A sloe is a fruit, something like a plum I believe, which has been kept in lush leaves till its moment of ripeness. When the mouth bites it and it bursts, its juice gushes forth, sour or sweet, revealing the true nature of the fruit. Sometimes a beautiful fruit is sour within. In the same way our being pours out at the moment of our death, revealing us as a good or bad fruit. In a flash we fill up the measure of all we have ever been. I imagine a cup that Christ holds out to catch our soul, and we instantly fill it up at that moment with all the good or bad we contain within ourselves.

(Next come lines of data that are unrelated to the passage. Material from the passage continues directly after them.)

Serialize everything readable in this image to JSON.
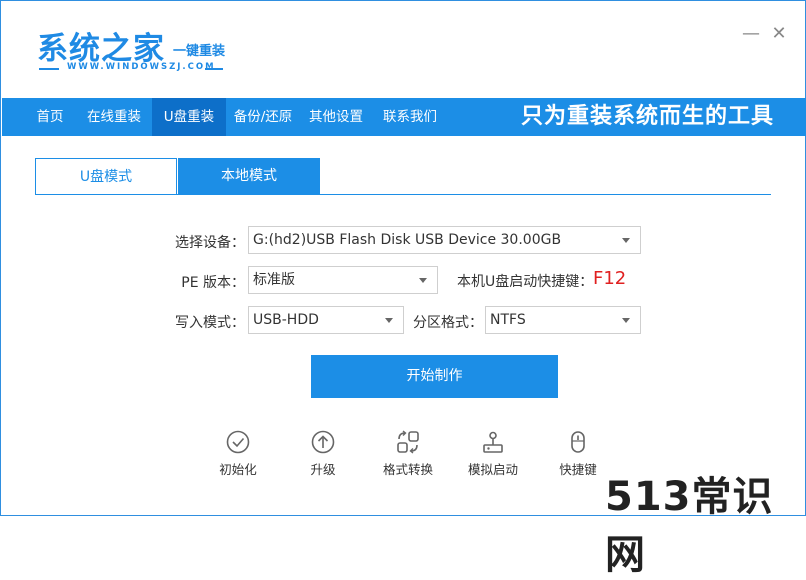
{
  "header": {
    "logo_title": "系统之家",
    "logo_subtitle": "一键重装",
    "logo_url": "WWW.WINDOWSZJ.COM",
    "minimize": "—",
    "close": "✕"
  },
  "nav": {
    "items": [
      "首页",
      "在线重装",
      "U盘重装",
      "备份/还原",
      "其他设置",
      "联系我们"
    ],
    "active": "U盘重装",
    "slogan": "只为重装系统而生的工具"
  },
  "tabs": {
    "items": [
      "U盘模式",
      "本地模式"
    ],
    "active": "U盘模式"
  },
  "form": {
    "device_label": "选择设备：",
    "device_value": "G:(hd2)USB Flash Disk USB Device 30.00GB",
    "pe_label": "PE 版本：",
    "pe_value": "标准版",
    "hotkey_label": "本机U盘启动快捷键：",
    "hotkey_value": "F12",
    "write_label": "写入模式：",
    "write_value": "USB-HDD",
    "partition_label": "分区格式：",
    "partition_value": "NTFS"
  },
  "start_button": "开始制作",
  "tools": [
    {
      "label": "初始化",
      "icon": "check-circle-icon"
    },
    {
      "label": "升级",
      "icon": "arrow-up-circle-icon"
    },
    {
      "label": "格式转换",
      "icon": "convert-icon"
    },
    {
      "label": "模拟启动",
      "icon": "joystick-icon"
    },
    {
      "label": "快捷键",
      "icon": "mouse-icon"
    }
  ],
  "watermark": "513常识网",
  "colors": {
    "accent": "#1c8ee6",
    "accent_dark": "#0d6fc9",
    "hotkey": "#e02020"
  }
}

There is a command, then: come to Christ’s feet, Christ the “hero of Calvary,” by His death. Traditionally a hero would die fighting—but we know that on a spiritual level, Christ was fighting at the moment of His death, not with swords but with His love and mercy. We must come to Christ now, whether we are at the beginning of our lives or the end, because at any moment, unwilled and unwarned, our death may come.

Introduction

4 comments:

Meredith said...

It just occured to me that the word "discharge" is possibly related to "The world is charged with the grandeur of God." Christ's blood is alive with his grace and grandeur, and it 'discharges' the way lightning does and electrifies the earth.

Sheila said...

Ooh, good thinking! :)

Anonymous said...

"To discharge" can also mean to fulfill, execute, perform, etc. So, "discharge of it" - the fulfillment of the Passion. Just another possibility.

Steve said...

First, these stanzas don't refer (yet) to the literal stress and stroke of the storm that wrecked the Deutschland. They refer to the stress and stroke of Hopkins' conversion experience: the midriff laced with fire of stress, the lashed rod that ultimately compelled his assent. GMH isn't thinking primarily of the moment of death, but the moment of spiritual crisis, when suffering is the means of salvation.

A bit of a grammatical tangle: when "it rides time like riding a river," what is IT? I'm guessing that "it" is the stroke/stress, taken as singular.

This stroke/stress hushes the accusing voice of guilt and flushes the impurities out of the chambers of the heart.

And it operates throughout time, a permanence in the Heraclitean flow of the world.

This saving suffering dates from the Incarnation, when Christ's suffering began to redeem the world.

From that moment (thence) the stroke/stress discharged (in the sense of both previous bloggers) -- it had "gathered to a greatness," and it discharged its function.

And one's own heart, though we may have felt some of it before,feels it decisively only now, in the moment of stress and crisis. Our selves burst like a ripe fruit, and we transform -- whether we meant to, wanted to, or not.